BACKGROUND: The epidermal growth factor receptor (EGFR) signaling pathway is crucial for regulating tumorigenesis and cell survival and may be important in the development and progression of non-small cell lung cancer (NSCLC). We examined the impact of EGFR-tyrosine kinase inhibitors (TKIs) on progression-free survival (PFS) and overall survival (OS) in advanced NSCLC patients with and without EGFR mutations.
METHODS: Randomized trials that compared EGFR-TKIs monotherapy or combination EGFR-TKIs-chemotherapy with chemotherapy or placebo were included. We used published hazard ratios (HRs), if available, or derived treatment estimates from other survival data. Pooled estimates of treatment efficacy of EGFR-TKIs for the EGFR mutation-positive (EGFRmut(+)) and EGFR mutation-negative (EGFRmut(-)) subgroups were calculated with the fixed-effects inverse variance weighted method. All statistical tests were two-sided.
RESULTS: We included 23 eligible trials (13 front-line, 7 second-line, 3 maintenance; n = 14570). EGFR mutation status was known in 31% of patients.

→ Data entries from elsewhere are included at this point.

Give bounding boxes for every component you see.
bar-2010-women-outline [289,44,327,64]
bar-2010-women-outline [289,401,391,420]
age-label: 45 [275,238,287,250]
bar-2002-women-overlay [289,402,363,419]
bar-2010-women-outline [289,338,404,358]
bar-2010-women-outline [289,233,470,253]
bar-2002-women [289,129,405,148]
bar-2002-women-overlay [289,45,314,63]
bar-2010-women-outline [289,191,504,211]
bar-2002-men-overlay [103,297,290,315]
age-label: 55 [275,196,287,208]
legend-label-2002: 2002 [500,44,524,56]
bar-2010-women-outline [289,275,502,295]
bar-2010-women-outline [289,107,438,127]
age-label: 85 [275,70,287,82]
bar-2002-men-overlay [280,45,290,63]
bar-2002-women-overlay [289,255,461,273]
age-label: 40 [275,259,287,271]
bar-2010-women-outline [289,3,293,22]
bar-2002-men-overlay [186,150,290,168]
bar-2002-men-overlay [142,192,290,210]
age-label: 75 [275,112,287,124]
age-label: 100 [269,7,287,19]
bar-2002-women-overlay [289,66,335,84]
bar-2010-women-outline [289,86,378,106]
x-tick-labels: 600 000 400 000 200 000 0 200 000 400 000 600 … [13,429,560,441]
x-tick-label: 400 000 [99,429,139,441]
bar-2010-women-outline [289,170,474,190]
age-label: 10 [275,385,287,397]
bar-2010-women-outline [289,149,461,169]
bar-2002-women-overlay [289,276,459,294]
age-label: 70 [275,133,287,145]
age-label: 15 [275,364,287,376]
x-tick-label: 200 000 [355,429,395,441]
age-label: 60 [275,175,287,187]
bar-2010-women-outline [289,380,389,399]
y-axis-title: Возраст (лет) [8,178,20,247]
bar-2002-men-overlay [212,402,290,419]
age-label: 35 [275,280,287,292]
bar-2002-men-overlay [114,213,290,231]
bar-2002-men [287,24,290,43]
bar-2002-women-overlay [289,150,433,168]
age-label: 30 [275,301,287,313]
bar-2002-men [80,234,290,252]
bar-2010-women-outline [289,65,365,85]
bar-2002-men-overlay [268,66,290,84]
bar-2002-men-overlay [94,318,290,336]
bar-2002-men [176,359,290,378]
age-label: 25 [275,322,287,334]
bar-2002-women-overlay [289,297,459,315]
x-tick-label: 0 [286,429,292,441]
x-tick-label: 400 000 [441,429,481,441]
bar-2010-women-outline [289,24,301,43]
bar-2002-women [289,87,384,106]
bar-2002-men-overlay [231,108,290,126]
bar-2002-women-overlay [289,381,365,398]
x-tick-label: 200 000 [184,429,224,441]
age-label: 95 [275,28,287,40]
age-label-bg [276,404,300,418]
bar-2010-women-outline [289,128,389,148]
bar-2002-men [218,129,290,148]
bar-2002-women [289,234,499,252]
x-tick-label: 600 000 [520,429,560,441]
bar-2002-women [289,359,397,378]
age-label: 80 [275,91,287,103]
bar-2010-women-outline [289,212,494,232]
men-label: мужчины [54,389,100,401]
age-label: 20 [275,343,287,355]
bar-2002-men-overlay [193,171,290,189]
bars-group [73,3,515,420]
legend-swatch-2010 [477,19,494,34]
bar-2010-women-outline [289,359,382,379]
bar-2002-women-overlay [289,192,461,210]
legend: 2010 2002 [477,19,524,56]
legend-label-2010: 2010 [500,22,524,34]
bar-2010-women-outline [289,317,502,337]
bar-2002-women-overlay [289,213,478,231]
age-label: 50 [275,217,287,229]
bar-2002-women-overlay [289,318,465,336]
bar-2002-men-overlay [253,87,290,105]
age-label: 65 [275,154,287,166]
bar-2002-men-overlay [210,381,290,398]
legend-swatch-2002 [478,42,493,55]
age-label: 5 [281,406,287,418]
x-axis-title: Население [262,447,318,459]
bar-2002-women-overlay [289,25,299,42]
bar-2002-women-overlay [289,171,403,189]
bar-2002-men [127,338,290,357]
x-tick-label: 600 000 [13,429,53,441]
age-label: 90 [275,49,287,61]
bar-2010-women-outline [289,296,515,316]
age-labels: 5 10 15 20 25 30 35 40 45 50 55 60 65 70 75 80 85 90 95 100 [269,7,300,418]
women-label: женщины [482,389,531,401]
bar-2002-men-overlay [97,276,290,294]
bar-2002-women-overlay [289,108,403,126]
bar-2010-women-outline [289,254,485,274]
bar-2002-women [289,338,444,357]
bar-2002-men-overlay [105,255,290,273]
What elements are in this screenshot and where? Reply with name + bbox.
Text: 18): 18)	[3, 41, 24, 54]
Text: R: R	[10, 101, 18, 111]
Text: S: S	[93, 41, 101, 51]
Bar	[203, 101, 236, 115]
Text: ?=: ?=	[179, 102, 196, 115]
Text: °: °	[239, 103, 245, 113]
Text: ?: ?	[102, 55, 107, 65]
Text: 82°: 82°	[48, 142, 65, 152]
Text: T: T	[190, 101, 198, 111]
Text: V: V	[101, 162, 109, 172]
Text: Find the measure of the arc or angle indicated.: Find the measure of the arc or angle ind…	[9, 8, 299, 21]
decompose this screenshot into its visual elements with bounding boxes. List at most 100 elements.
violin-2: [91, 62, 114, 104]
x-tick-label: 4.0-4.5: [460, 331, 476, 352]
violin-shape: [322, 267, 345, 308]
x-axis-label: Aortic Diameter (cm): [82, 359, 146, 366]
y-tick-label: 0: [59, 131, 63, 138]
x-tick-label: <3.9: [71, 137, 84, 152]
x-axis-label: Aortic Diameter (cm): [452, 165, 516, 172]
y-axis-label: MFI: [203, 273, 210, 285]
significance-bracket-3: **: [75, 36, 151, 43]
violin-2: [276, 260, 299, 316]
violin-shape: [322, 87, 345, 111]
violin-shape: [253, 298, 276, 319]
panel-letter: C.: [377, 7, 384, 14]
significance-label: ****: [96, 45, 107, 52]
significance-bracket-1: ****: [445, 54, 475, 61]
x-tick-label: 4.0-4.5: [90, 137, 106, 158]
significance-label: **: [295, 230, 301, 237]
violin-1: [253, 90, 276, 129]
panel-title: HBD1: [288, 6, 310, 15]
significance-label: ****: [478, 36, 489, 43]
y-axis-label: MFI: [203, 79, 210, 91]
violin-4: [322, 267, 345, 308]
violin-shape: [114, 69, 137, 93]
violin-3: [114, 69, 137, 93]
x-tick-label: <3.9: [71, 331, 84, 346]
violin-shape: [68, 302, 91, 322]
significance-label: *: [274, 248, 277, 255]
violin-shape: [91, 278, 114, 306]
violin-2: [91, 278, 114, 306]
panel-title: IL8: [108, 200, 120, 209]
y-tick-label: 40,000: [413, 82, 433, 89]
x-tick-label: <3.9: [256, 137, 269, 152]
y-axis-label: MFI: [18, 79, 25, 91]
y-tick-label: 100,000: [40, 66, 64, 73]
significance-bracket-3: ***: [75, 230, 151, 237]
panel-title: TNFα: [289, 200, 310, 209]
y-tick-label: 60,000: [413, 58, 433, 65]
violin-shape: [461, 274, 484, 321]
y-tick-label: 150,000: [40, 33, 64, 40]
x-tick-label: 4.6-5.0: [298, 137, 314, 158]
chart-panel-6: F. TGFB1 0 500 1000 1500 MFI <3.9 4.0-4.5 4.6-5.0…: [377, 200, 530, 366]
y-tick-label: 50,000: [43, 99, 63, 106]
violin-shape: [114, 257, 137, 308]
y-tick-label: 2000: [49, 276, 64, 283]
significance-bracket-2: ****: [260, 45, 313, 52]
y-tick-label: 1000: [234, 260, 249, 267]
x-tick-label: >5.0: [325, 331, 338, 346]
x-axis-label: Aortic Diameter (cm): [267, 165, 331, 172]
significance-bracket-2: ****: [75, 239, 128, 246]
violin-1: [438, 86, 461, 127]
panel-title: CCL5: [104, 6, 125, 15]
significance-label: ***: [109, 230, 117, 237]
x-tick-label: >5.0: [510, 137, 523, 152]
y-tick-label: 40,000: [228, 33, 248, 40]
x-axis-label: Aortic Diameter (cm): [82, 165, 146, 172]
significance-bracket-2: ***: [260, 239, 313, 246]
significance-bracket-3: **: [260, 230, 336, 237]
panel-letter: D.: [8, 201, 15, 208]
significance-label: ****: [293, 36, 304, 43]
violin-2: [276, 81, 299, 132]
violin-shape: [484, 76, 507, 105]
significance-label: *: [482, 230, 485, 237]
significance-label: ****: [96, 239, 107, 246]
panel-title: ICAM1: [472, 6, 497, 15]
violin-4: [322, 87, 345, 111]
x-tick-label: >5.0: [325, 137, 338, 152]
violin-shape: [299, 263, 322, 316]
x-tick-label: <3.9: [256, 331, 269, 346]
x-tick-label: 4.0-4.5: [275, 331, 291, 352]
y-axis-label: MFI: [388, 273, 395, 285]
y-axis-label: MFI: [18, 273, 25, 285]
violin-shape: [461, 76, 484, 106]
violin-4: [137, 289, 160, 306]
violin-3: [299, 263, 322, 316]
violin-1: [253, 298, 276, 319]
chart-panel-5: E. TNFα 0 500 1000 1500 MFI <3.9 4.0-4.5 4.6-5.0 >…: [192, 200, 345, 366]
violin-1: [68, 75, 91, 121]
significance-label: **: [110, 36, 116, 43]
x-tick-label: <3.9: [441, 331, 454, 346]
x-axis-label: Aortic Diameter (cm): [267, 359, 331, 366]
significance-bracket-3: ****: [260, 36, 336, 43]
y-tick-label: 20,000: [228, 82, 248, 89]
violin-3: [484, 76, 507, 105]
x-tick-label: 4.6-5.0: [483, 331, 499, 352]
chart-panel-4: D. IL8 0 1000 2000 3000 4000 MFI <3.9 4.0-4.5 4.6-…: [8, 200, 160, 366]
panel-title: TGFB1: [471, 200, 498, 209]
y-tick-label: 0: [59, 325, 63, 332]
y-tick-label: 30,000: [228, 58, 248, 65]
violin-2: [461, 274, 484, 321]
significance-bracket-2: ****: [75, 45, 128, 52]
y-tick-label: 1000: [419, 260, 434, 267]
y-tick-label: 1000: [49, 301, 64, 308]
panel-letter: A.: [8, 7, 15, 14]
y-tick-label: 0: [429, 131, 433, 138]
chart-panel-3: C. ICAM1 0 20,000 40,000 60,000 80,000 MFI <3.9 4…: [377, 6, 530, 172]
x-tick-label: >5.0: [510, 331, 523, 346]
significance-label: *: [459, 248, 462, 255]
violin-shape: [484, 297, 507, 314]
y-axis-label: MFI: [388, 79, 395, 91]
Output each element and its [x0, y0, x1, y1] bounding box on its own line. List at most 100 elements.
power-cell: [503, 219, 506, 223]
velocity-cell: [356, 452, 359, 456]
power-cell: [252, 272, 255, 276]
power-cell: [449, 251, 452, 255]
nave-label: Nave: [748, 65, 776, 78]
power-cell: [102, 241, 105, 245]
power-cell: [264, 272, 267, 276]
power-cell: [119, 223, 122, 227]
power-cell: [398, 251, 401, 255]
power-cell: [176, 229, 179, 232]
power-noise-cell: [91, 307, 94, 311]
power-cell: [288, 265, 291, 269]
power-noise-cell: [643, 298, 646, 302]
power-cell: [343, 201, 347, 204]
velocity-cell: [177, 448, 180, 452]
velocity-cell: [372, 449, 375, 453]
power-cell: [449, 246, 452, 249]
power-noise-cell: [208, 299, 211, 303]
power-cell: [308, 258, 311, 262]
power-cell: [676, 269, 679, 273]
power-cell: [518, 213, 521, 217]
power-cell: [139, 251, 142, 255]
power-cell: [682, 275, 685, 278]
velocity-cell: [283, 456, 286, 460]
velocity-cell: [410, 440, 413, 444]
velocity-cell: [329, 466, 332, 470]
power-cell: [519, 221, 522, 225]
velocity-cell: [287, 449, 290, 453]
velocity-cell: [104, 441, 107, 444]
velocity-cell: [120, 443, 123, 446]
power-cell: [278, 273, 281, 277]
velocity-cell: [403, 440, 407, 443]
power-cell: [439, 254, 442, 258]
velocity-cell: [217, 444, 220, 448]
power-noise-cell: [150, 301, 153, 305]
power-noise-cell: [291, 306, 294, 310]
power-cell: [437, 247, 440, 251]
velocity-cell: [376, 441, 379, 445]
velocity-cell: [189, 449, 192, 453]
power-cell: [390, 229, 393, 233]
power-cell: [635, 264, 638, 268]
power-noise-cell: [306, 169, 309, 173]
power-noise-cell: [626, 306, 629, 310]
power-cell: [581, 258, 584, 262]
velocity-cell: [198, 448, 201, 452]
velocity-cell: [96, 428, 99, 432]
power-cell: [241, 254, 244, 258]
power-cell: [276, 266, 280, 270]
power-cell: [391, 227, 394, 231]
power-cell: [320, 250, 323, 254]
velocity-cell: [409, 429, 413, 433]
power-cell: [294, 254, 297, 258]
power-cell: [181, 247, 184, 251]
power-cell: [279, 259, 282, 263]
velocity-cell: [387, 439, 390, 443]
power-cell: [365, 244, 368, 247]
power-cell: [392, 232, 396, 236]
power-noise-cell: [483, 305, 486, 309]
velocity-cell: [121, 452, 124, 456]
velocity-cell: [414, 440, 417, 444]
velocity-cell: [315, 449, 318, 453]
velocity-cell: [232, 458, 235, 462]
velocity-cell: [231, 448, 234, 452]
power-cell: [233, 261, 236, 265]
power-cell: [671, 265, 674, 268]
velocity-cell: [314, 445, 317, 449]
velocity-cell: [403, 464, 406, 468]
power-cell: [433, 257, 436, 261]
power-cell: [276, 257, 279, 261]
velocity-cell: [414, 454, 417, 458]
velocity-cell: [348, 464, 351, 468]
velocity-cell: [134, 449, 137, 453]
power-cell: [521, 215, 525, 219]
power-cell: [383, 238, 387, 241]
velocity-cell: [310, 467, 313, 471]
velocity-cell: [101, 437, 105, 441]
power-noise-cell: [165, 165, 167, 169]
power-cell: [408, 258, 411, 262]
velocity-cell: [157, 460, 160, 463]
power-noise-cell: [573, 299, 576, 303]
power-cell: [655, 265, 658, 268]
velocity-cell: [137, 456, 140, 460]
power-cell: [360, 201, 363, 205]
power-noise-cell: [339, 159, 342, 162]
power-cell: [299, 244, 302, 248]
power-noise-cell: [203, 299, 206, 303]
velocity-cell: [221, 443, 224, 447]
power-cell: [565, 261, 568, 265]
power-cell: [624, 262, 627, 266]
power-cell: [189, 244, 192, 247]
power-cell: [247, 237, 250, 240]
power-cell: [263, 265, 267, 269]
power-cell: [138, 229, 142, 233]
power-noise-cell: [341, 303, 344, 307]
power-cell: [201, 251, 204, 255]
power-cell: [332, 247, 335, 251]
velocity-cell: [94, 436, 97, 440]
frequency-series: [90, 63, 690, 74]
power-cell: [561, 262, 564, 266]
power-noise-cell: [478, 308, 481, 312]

EGFR-TKIs treatment prolonged PFS in EGFRmut(+) patients, and EGFR mutation was predictive of PFS in all settings: The front-line hazard ratio for EGFRmut(+) was 0.43 (95% confidence interval [CI]= 0.38 to 0.49; P<.001), and the front-line hazard ratio for EGFRmut(-) was 1.06 (95% CI = 0.94 to 1.19; P = .35; P interaction<.001). The second-line hazard ratio for EGFRmut(+) was 0.34 (95% CI = 0.20 to 0.60; P<.001), and the second-line hazard ratio for EGFRmut(-) was 1.23 (95% CI = 1.05 to 1.46; P = .01; P interaction<.001). The maintenance hazard ratio for EGFRmut(+) was 0.15 (95% CI = 0.08 to 0.27; P<.001), and the maintenance hazard ratio for EGFRmut(-) was 0.81 (95% CI = 0.68 to 0.97; P = .02; P interaction<.001). EGFR-TKIs treatment had no impact on OS for EGFRmut(+) and EGFRmut(-) patients.
CONCLUSIONS: EGFR-TKIs therapy statistically significantly delays disease progression in EGFRmut(+) patients but has no demonstrable impact on OS. EGFR mutation is a predictive biomarker of PFS benefit with EGFR-TKIs treatment in all settings. These findings support EGFR mutation assessment before initiation of treatment. EGFR-TKIs should be considered as front-line therapy in EGFRmut(+) advanced NSCLC patients.